I was really struck by what Lauren said. My niece had every right to be angry with her mother for not being there for her, or to be angry with Grandma for dying. However, she was thankful for all that her grandmother had done for her and others over the years. When we are going through a difficult time, appreciating all that we have helps us to avoid becoming solely focused on the negative, which can make a challenging time feel even harder. Gratitude benefits us during the good times, as well, as research shows that people who are more grateful than others experience less depression and stress and tend to be more satisfied with their lives and their social relationships.

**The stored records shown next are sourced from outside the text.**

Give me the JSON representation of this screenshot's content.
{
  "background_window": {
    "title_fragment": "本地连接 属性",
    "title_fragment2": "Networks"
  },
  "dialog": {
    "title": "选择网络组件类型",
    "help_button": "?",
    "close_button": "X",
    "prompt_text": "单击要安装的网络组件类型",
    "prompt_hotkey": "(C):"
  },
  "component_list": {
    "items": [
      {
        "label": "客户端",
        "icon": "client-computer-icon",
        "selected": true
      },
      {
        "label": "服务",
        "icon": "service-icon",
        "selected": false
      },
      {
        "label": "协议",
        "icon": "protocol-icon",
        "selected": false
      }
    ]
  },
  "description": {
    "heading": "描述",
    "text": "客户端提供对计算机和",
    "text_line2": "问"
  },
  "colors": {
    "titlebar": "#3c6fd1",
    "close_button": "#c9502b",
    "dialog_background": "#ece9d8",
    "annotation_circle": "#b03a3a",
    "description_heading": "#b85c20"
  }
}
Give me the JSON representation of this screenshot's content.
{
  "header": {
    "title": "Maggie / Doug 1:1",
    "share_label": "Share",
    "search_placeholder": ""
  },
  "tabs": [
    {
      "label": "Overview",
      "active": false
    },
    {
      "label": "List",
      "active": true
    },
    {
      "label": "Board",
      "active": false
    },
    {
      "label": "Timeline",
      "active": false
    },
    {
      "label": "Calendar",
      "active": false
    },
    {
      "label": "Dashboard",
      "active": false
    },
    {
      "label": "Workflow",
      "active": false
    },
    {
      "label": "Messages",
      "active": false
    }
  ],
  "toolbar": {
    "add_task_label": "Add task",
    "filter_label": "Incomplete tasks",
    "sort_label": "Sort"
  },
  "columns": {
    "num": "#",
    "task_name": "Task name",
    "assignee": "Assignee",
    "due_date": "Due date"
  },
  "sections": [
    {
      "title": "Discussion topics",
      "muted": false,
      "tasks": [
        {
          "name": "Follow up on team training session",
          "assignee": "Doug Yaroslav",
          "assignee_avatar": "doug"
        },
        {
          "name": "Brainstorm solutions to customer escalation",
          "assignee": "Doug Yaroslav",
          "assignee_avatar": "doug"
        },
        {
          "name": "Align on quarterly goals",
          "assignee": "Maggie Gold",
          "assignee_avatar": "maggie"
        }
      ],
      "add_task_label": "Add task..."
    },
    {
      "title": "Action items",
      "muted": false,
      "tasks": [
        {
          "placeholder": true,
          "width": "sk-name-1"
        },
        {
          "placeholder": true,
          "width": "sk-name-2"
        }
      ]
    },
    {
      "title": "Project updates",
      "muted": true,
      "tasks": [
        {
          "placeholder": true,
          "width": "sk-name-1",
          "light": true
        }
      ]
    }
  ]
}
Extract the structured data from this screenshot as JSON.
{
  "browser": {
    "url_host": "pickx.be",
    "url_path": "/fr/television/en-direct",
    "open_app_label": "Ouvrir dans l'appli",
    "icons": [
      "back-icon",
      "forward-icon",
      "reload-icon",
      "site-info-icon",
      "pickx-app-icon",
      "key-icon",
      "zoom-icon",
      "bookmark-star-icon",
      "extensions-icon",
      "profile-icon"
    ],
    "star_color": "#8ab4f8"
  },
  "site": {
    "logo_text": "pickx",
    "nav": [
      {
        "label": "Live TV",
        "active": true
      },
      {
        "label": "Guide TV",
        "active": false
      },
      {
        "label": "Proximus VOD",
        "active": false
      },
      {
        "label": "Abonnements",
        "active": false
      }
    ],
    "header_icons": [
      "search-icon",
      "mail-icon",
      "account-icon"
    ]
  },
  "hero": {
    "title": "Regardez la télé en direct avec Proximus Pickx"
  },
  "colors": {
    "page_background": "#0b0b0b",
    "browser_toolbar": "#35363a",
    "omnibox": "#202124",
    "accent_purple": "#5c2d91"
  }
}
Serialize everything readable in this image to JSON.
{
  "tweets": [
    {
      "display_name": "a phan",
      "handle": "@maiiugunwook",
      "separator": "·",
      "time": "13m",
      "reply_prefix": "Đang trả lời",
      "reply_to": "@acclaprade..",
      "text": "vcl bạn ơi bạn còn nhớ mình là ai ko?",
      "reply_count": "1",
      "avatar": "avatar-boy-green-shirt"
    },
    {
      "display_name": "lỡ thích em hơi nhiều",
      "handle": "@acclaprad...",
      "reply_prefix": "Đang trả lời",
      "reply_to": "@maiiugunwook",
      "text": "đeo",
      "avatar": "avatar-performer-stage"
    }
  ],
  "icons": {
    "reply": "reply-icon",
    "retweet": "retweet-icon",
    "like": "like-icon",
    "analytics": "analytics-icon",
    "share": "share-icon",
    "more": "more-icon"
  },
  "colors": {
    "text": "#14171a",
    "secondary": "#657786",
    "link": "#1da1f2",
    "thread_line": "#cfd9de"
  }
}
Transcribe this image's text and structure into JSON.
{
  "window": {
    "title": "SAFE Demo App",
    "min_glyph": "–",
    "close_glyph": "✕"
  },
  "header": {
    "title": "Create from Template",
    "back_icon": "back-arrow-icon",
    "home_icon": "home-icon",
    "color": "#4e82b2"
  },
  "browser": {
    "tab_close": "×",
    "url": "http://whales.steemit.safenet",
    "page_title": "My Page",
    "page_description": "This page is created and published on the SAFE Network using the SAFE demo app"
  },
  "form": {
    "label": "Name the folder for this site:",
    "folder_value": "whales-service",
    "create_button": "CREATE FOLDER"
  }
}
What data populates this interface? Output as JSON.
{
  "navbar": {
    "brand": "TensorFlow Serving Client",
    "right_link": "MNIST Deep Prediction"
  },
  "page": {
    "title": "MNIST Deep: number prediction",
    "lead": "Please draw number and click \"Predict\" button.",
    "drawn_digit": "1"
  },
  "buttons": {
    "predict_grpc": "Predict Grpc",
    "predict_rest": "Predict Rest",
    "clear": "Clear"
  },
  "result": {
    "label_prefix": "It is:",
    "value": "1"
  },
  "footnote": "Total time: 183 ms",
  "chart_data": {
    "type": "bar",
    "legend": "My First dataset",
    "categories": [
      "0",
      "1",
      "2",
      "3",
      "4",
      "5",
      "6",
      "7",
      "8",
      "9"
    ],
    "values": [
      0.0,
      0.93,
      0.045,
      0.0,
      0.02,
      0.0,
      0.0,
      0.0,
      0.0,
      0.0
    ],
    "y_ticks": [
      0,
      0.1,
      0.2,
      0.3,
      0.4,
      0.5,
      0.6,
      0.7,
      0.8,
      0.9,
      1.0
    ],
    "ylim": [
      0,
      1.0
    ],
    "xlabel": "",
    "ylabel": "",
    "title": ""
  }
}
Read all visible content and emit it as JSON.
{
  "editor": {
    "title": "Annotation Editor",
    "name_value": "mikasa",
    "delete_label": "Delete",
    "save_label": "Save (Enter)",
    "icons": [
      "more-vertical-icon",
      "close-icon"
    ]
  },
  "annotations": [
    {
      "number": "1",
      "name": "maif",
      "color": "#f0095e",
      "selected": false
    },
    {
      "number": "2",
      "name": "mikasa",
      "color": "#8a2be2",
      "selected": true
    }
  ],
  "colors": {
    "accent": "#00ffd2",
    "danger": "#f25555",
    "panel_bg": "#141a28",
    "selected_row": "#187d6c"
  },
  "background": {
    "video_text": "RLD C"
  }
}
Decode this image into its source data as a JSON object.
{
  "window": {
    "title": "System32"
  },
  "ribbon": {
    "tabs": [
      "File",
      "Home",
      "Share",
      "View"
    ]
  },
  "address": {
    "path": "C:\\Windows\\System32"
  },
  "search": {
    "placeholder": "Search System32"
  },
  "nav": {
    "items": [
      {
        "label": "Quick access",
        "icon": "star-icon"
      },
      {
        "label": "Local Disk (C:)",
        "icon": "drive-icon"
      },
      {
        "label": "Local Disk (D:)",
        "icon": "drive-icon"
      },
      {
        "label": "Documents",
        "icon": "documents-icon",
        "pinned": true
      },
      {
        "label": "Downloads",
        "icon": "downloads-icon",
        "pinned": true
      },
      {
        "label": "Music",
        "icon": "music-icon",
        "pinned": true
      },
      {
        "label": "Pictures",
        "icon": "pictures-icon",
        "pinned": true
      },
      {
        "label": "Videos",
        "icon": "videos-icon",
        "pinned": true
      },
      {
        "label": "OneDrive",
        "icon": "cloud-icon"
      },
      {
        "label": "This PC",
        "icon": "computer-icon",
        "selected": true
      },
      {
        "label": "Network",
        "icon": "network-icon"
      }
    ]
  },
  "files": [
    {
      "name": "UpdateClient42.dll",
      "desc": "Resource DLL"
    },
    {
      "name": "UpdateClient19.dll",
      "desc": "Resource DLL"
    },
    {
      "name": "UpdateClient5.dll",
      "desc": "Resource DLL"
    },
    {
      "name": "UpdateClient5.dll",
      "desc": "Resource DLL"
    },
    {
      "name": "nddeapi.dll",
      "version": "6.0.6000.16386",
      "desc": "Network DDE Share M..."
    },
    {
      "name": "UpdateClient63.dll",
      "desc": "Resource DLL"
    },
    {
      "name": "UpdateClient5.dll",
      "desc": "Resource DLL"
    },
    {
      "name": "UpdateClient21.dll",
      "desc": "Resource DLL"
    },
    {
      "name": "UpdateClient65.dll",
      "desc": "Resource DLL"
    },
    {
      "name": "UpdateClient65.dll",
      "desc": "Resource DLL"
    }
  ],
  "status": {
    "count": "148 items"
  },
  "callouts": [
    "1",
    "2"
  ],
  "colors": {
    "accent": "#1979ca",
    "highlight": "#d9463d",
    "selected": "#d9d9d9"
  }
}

Thanksgiving is a great time to practice gratitude. If you have trouble incorporating gratitude into your everyday life, try this: Before you go to bed each night, make a list of five things that you are thankful for. If you’ve had a bad day, this exercise might not seem easy, but you can do it. If nothing comes to mind, think of everyday things that you appreciate that made your day easier or more pleasant. For example: toothpaste, indoor plumbing, your job, a supportive person in your life, your smart phone, ice cream, and weekends. Going to bed with a mindset of gratitude is a great way to end the day and has the added benefit of helping you to start the next day feeling hopeful for all that the new day has to offer.

What are you grateful for today? Here’s my five for today: my beautiful niece, the time I spent with my mother-in-law, my sister-in-law’s hard work and dedication, my health, and Reese’s pieces. And I can’t resist adding a sixth: all of my clients, who are working hard to find gratitude, joy and serenity in their lives.